Scientific classification
- Kingdom: Plantae
- Clade: Tracheophytes
- Clade: Angiosperms
- Clade: Eudicots
- Clade: Rosids
- Order: Fabales
- Family: Fabaceae
- Subfamily: Faboideae
- Genus: Cytisus
- Species: C. nigricans
- Binomial name: Cytisus nigricans (L.)
- Synonyms: Lembotropis nigricans L.;

= Cytisus nigricans =

- Genus: Cytisus
- Species: nigricans
- Authority: (L.)
- Conservation status: LC
- Synonyms: Lembotropis nigricans L.

Species of legume

Cytisus nigricans, the black broom, is a species of flowering plant in the subfamily Faboideae of the family Fabaceae. Growing 3-5 ft tall, it is a slender deciduous shrub with erect branches.

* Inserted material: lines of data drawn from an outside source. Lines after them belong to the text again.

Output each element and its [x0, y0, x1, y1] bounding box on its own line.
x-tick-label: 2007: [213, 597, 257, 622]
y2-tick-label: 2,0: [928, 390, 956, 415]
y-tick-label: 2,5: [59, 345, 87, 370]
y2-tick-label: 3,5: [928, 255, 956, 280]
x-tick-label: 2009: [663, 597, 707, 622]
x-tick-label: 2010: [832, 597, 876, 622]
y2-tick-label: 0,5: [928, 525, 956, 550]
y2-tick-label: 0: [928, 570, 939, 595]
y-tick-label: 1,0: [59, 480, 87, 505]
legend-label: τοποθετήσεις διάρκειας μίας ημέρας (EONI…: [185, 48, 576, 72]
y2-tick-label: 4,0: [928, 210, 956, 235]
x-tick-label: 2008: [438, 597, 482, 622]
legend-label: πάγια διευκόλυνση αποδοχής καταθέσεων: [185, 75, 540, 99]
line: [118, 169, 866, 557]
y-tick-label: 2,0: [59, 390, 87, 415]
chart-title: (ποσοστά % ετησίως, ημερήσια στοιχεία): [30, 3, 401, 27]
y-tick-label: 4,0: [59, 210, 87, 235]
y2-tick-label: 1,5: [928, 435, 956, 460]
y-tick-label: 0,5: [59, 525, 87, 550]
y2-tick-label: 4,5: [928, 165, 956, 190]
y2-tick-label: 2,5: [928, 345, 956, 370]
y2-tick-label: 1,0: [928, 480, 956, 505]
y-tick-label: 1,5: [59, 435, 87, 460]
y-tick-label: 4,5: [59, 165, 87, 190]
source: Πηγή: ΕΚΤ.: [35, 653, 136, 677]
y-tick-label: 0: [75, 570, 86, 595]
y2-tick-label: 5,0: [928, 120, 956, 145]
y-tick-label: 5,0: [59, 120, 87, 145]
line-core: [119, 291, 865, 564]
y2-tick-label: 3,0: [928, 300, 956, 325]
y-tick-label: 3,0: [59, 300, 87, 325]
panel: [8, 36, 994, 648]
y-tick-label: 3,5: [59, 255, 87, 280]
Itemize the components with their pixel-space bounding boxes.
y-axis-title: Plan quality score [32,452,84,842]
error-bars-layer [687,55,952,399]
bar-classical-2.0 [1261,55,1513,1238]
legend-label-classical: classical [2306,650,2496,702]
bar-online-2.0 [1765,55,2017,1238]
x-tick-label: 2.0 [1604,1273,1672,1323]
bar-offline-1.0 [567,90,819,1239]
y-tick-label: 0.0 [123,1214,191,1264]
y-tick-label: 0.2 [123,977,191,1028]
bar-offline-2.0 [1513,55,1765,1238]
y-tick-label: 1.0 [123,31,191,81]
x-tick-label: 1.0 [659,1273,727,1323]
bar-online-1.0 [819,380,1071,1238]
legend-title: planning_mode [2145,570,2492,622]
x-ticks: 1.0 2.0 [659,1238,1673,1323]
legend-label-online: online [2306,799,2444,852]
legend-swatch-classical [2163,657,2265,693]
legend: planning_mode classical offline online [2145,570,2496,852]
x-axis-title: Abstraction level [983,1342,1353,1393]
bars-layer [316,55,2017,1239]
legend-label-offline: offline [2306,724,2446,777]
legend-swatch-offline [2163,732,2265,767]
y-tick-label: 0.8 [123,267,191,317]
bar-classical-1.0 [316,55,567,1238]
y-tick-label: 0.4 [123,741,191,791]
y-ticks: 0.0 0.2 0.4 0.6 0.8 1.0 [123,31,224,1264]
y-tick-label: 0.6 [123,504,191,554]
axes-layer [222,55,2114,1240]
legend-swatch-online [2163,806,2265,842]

Masses of brilliant yellow, slightly fragrant pea-like flowers appear in long racemes on the current year's growth in summer and early autumn.

The more compact cultivar 'Cyni', to 1 m, has gained the Royal Horticultural Society's Award of Garden Merit. It is hardy but prefers a sheltered position in full sun, with poor soil. It is preferable to remove the mature seed pods in autumn.